7th Pay Commission: The festive season in India could bring a significant piece of good news for millions of people employed by the central government. Under the 7th Pay Commission, the government may soon announce a major update related to Dearness Allowance (DA) and Dearness Relief (DR) for pensioners and central government employees.
How Much Could DA Increase? While no official statement has been released yet, speculations suggest that the announcement might come in October. Some media reports indicate that the government could raise DA by 4%.
How Much Could DA and DR Increase? This could potentially increase the existing 42% to 46%. However, the final decision will be made by the government and is subject to Cabinet approval.
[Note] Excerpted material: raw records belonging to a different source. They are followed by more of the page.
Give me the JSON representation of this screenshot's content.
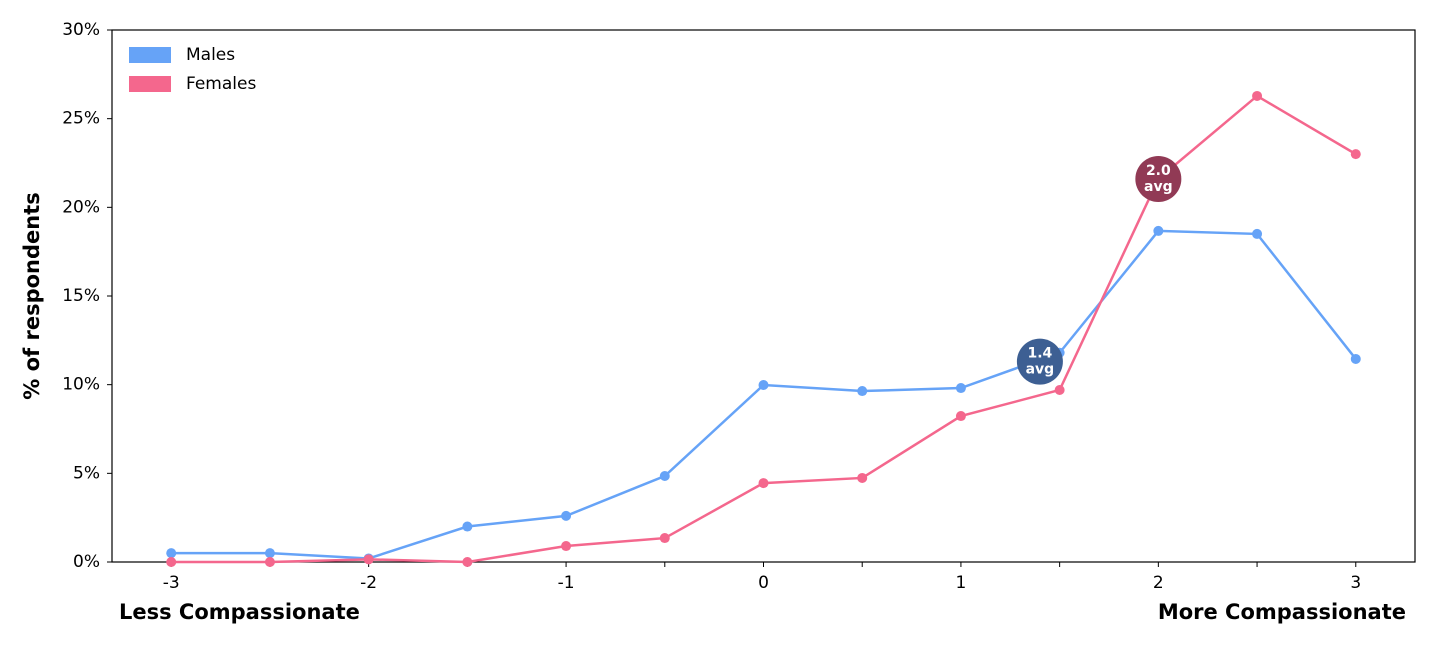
{
  "chart_data": {
    "type": "line",
    "ylabel": "% of respondents",
    "xlabel_left": "Less Compassionate",
    "xlabel_right": "More Compassionate",
    "x": [
      -3,
      -2.5,
      -2,
      -1.5,
      -1,
      -0.5,
      0,
      0.5,
      1,
      1.5,
      2,
      2.5,
      3
    ],
    "series": [
      {
        "name": "Males",
        "color": "#66a3f7",
        "values": [
          0.5,
          0.5,
          0.2,
          2.0,
          2.6,
          4.85,
          9.98,
          9.64,
          9.81,
          11.8,
          18.67,
          18.5,
          11.45
        ]
      },
      {
        "name": "Females",
        "color": "#f4678d",
        "values": [
          0,
          0,
          0.15,
          0,
          0.9,
          1.35,
          4.45,
          4.74,
          8.23,
          9.7,
          21.6,
          26.28,
          23.0
        ]
      }
    ],
    "annotations": [
      {
        "x": 1.4,
        "y": 11.3,
        "label": "1.4",
        "sublabel": "avg",
        "color": "#3d5f93"
      },
      {
        "x": 2.0,
        "y": 21.6,
        "label": "2.0",
        "sublabel": "avg",
        "color": "#913a55"
      }
    ],
    "xlim": [
      -3.3,
      3.3
    ],
    "ylim": [
      0,
      30
    ],
    "xticks": [
      -3,
      -2,
      -1,
      0,
      1,
      2,
      3
    ],
    "xminor_ticks": [
      -2.5,
      -1.5,
      -0.5,
      0.5,
      1.5,
      2.5
    ],
    "yticks": [
      {
        "value": 0,
        "label": "0%"
      },
      {
        "value": 5,
        "label": "5%"
      },
      {
        "value": 10,
        "label": "10%"
      },
      {
        "value": 15,
        "label": "15%"
      },
      {
        "value": 20,
        "label": "20%"
      },
      {
        "value": 25,
        "label": "25%"
      },
      {
        "value": 30,
        "label": "30%"
      }
    ],
    "legend": "upper left"
  }
}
Understanding DA and DR To combat rising inflation in the country, the government provides Dearness Allowance to its employees. An increase in DA results in a higher salary for millions of employees, as it forms a part of their basic salary. When inflation rises, the government also increases DA to compensate for the increased cost of living. Dearness Relief (DR) is provided by the central government to pensioners.
Why and When Does the Government Modify DA/DR? Due to the continuous increase in inflation, the government regularly adjusts the rates of DA and DR every six months.
How Much Salary Increase Can Be Expected? For instance, suppose an employee’s basic salary is currently ₹18,000 per month. With a 42% DA rate, they receive an additional ₹7,560 every month. If the DA increases to 46%, this amount would rise to ₹8,280, resulting in a ₹720 increment in their salary.